<h1 style='text-align: center'>
<div style='color: #DD3403; font-size: 60%'>Data Science DISCOVERY MicroProject</div>
<span style=''>Creating Choropleth Maps from DataFrames with folium</span>
<div style="font-size: 60%;"><a href="https://discovery.cs.illinois.edu/microproject/choropleth-map-dataframe/">https://discovery.cs.illinois.edu/microproject/choropleth-map-dataframe/</a></div>
</h1>

<hr style='color: #DD3403;'>

## Data Visualization: Choropleth Maps

Geographical data visualizations are some of the most impactful forms of data visualization, as these visualizations easily allows the user to locate places familiar to themselves.  One popular geographical visualization is a [choropleth map](https://en.wikipedia.org/wiki/Choropleth_map) -- a map that shades a geographical region to visually encode data about the region.  As an example, population density maps and per-capita income maps are common choropleth maps.

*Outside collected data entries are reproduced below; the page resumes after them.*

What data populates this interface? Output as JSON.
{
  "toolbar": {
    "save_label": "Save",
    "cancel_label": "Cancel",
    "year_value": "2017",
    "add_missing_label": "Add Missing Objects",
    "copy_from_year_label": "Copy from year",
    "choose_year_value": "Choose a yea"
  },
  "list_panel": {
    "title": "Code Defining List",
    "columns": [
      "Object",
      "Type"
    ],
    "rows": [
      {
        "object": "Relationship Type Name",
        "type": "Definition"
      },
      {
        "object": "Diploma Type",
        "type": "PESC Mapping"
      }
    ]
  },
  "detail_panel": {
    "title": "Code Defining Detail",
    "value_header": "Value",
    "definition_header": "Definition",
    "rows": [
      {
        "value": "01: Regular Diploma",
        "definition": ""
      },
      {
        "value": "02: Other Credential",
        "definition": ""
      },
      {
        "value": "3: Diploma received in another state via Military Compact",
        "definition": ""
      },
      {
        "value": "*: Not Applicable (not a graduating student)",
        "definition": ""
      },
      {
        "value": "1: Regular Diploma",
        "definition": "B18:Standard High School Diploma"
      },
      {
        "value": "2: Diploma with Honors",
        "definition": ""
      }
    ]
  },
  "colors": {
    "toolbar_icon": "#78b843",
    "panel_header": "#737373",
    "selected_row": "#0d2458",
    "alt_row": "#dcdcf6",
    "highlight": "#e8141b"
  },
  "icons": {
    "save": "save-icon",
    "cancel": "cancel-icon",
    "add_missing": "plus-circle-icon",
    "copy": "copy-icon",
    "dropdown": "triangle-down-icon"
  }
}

Understanding how to use an external library, and read the documentation provided by a library developer, is a critical skill to always continuing to learn and expand your Data Science skills!  In this MicroProject, you will learn about the `folium` Python library -- [https://python-visualization.github.io/folium/](https://python-visualization.github.io/folium/) -- to create choropleth maps from a DataFrame!

Let's nerd out! :)

<hr style='color: #DD3403;'>

## Part 1: Exploring the `folium` Python library

All widely-used Python libraries will have extensive examples and it is often easy to get started by viewing an example of the library's code by the authors of the library.  The `folium` project provides a "Getting Started" guide that includes a section on choropleth maps: https://python-visualization.github.io/folium/latest/getting_started.html#Choropleth-maps

When I take a look at the code, which we provide below, I see that the provided code has four distinct sections:

1. **Data Import**: The first six lines import data about the United States geography (`state_geo`) and then the unemployment into a DataFrame (`state_data`),
2. **Map Creation**: The next line of code creates a blank map, and sets the initial latitude/longitude and zoom level to provide a view of the entire United States.
3. **Data Visualization**: The next several lines of code is one giant call to `folium.Choropleth`, which configures the data visualization on the map.
4. **Rendering**: The final two lines are used to display the map inside of your notebook.

Try it out, and see your first choropleth map! 🗺️

In [0]:
## "Choropleth maps" from folium's "Getting Started" Guide:
## - https://python-visualization.github.io/folium/latest/getting_started.html#Choropleth-maps

import folium
import requests
import pandas

# == Section 1: Data Import ==
state_geo = requests.get(
    "https://raw.githubusercontent.com/python-visualization/folium-example-data/main/us_states.json"
).json()
state_data = pandas.read_csv(
    "https://raw.githubusercontent.com/python-visualization/folium-example-data/main/us_unemployment_oct_2012.csv"
)

# == Section 2: Map Creation ==
m = folium.Map(location=[48, -102], zoom_start=3)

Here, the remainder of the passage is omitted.